I'm afraid not. Very little laminar flow existed. From NACA
Though the Mustang's war record confirmed expectations of appreciable improvements in speed and range as a result of the low-drag design, practical experience with this and other aircraft using advanced NACA sections in the 1940s also showed that the airfoil did not perform quite as spectacularly in flight as in the laboratory. Manufacturing tolerances were off far enough, and maintenance of wing surfaces in the field careless enough, that some significant points of aerodynamic similarity between the operational airfoil and the accurate, highly polished, and smooth model that had been tested in the controlled environment of the wind tunnel were lost.* Still, despite manufacturing irregularities and the detrimental effects of actual use, the Mustang's modified 4-series section, with its pressure distributions and other features, proved an excellent high speed airfoil. The delineation of it and other laminar-flow airfoils was thus a great contribution by Langley, even if not exactly to the degree advertised by NACA publicists like George Gray, who claimed in Frontiers of Flight that "the shape of this new wing permitted the flow to remain laminar until the air had traveled about half way along the chord." According to Langley engineers who knew what it took in practice to achieve success, Gray's claim was an exaggeration. Because the percentage drag effect of even minor wing surface roughness or dirt increased as airfoils became more efficient, laminar flow could be maintained in actual flight operation only in a very small region near the leading edge of the wing.

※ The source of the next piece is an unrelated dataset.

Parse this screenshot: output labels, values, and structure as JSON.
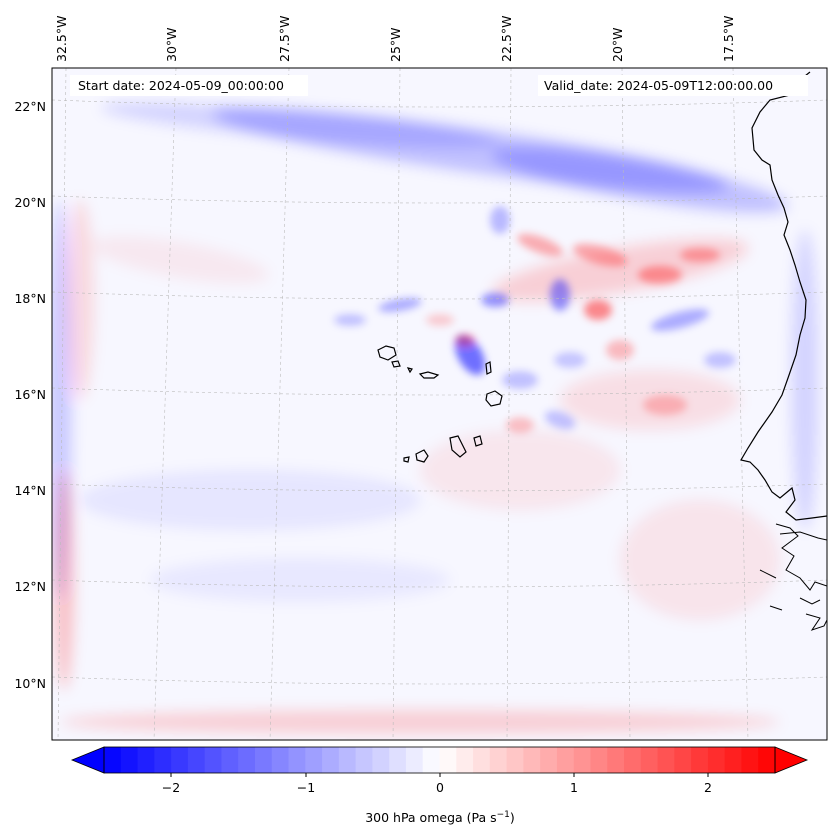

* After the Two-Dimensional Low-Turbulence Pressure Tunnel was put into operation in the spring of 1941, Langley researchers undertook a systematic study of the 63-, 64-, 65-, and 66-series sections. Working 48 hours a week each in three daily shifts, the men of Jacobs's section ran these tests at Reynolds numbers of 3, 6, and 9 million, with smooth surfaces and with a standard carborundum roughness on the leading edge. Though results made it clear that ideal laminar-flow airfoils were practically impossible to achieve, Jacobs would not let this information be published. Only after Jacobs resigned from Langley in 1944 did the NACA finally publish a report stating this conclusion: Laurence K. Loftin, Jr., "Effects of Specific Types of Surface Roughness on Boundary-Layer Transition," Adv. Conf. Rpt. L5J29a, 1946.